We present the case of a 22-year-old woman who was diagnosed in childhood with type IIb VHL, with known multiple retinal angiomas, pancreatic cysts, and spinal and cerebellar hemangioblastomas.
She was admitted to our hospital complaining of progressive dyspnea and palpitations.
On examination, her blood pressure was 159/119 mm Hg and her pulse was 123 bpm.
Physical examination revealed a systolic murmur at the mitral focus with irradiation to the axilla and pulmonary rales.
Electrocardiography revealed no remarkable findings, except for sinus tachycardia.
Laboratory tests showed an elevated N-terminal pro-brain natriuretic peptide and chest X-ray showed signs of pulmonary interstitial edema.
The patient was admitted to the Department of Cardiology with the diagnosis of acute decompensated heart failure.
Transthoracic echocardiography showed a dilated left ventricle with severely depressed ejection fraction due to generalized hypokinesia and a mild mitral regurgitation (fig.1a).

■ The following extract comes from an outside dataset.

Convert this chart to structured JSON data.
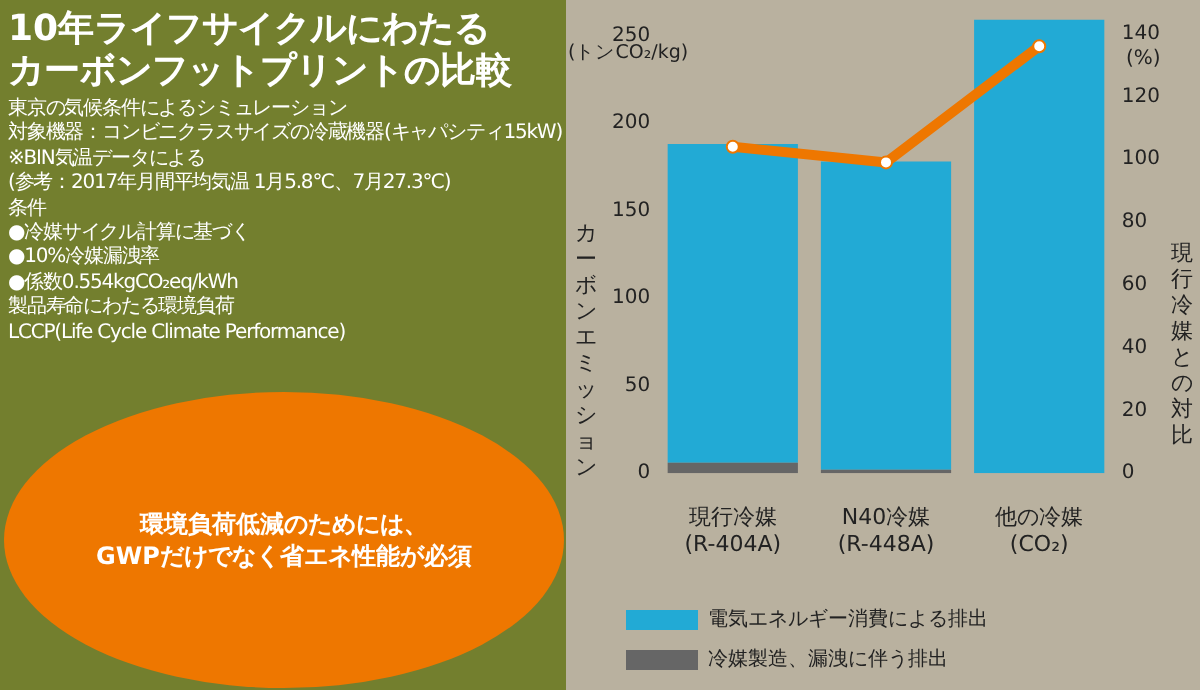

During admission, the patient had several episodes of paroxysmal dyspnea despite treatment with β-blockers and diuretics.
Due to the clinical suspicion of adrenal gland disease, 24-hour urinary catecholamine and metanephrine tests were requested.
Cardiac MRI was performed in order to complete the cardiomyopathy study, and confirmed the echocardiographic findings as well as revealed an incidental finding of a great left renal mass.
The 24-hour urine laboratory tests showed markedly elevated levels of norepinephrine, total catecholamines, normetanephrine and metanephrine with normal epinephrine values: 24-hour norepinephrine 468 μg (normal range: 23-105), 24-hour epinephrine 13 μg (normal range: 4-20), 24-hour total catecholamines 658 μg (normal range: 217-575), 24-hour normetanephrine 2,988 μg (normal range: 105-354), 24-hour total metanephrine 3,013 μg (normal range: 0-1,000).
Therefore, an abdominal MRI was performed, which showed the presence of two cystic masses (fig.2) located at the left hypochondrium.
Surgical resection of both masses was performed (after α-blockade with phenoxybenzamine and β-blockade with propranolol) through a laparoscopic approach, confirming the diagnosis of pheochromocytoma and clear cell renal carcinoma on histology.
During follow-up, blood pressure and heart rate values normalized (124/77 mm Hg, 78 bpm), 24-hour urinary catecholamine values returned to normal range (norepinephrine 69 μg/24 h, total catecholamine 221 μg/24 h, normetanephrine 202 μg/24 h and total metanephrine 259 μg/24 h) and the patient had no new episodes of palpitations or dyspnea.
Six months after surgical resection, echocardiography was repeated and showed a left ventricle with normal diameters and preserved ejection fraction (fig.1b).
Genetic analysis revealed a germline mutation (exon 3 deletion) of the VHL tumor suppressor gene on the short arm of chromosome 3.
As the patient had no family history of VHL, it was concluded that it was a de novo mutation.